Apprentices Mott and Jones are working for Oldham-based contractors Emanuel Whittaker whilst also studying at Oldham College.
Mott, aged 24, of Fitton Hill, is fitting windows and completed a Level 2 NVQ in Interior Fitting last year. He is being further supported onto a Level 3 qualification in Wood Occupations this year.
Jones, aged 17, of Chadderton, who has recently started a Level 2 course in Wood Occupations, said: "I really enjoy joinery and like the idea of starting and finishing a job.

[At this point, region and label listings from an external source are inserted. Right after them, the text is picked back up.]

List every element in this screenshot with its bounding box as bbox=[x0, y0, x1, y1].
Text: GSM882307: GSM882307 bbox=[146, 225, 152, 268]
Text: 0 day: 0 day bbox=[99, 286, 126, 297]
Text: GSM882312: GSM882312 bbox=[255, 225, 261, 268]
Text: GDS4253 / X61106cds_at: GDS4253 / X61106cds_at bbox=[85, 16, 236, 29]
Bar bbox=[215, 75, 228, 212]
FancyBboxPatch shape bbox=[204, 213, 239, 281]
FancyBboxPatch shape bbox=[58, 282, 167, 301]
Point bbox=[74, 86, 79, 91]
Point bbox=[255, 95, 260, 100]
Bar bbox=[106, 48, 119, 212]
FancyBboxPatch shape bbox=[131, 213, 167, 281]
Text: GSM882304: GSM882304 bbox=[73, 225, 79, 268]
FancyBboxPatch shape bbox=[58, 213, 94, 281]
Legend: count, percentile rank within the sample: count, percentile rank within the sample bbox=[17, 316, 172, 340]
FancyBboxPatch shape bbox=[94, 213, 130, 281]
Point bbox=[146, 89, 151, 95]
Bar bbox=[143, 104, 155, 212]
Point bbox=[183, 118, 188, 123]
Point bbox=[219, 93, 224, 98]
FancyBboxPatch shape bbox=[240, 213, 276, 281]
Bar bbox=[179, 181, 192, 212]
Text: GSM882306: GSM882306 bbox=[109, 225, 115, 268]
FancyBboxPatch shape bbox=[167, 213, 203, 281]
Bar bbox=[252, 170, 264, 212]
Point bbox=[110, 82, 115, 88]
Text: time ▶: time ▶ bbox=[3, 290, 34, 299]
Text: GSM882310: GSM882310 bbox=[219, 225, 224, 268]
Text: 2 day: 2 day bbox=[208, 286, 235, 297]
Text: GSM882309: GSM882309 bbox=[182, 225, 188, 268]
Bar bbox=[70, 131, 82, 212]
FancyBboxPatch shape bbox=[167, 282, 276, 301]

Since taking up employment I can afford to take driving lessons, which is brilliant."
Contour Homes invested in the three-year apprenticeships as a result of buying £3m of goods and services via the Manchester-based Procure Plus network during the current financial year.
As a consortium made up of housing associations, Procure Plus is able to bulk-buy everything from windows and doors to kitchens and paint, meaning money can be saved to invest in other things.
Ross Hemmings, regeneration investment officer at Contour Homes, said: "Using Procure Plus has generated savings that we've been able to invest in employment and training for Chris, Matthew and Rhys.
"Times are challenging, both economically and for the construction industry, and creating opportunities like these is really important. It's not just about making physical improvements to neighbourhoods, but creating an investment in skills that is lasting for our communities.
"Offering defined apprenticeships helps support people to achieve success in their chosen career, learning skills for life that will allow them to work in the trades and perhaps start up their own businesses."
As well as funding the apprenticeships, savings have also been spent on a variety of community and environmental improvements.
Mark Wilson, apprentice & trainee development manager at Procure Plus, said: "As a regeneration consortium of social housing providers, at Procure Plus we understand it is vital that we create these training opportunities for people to sustain long-term employment."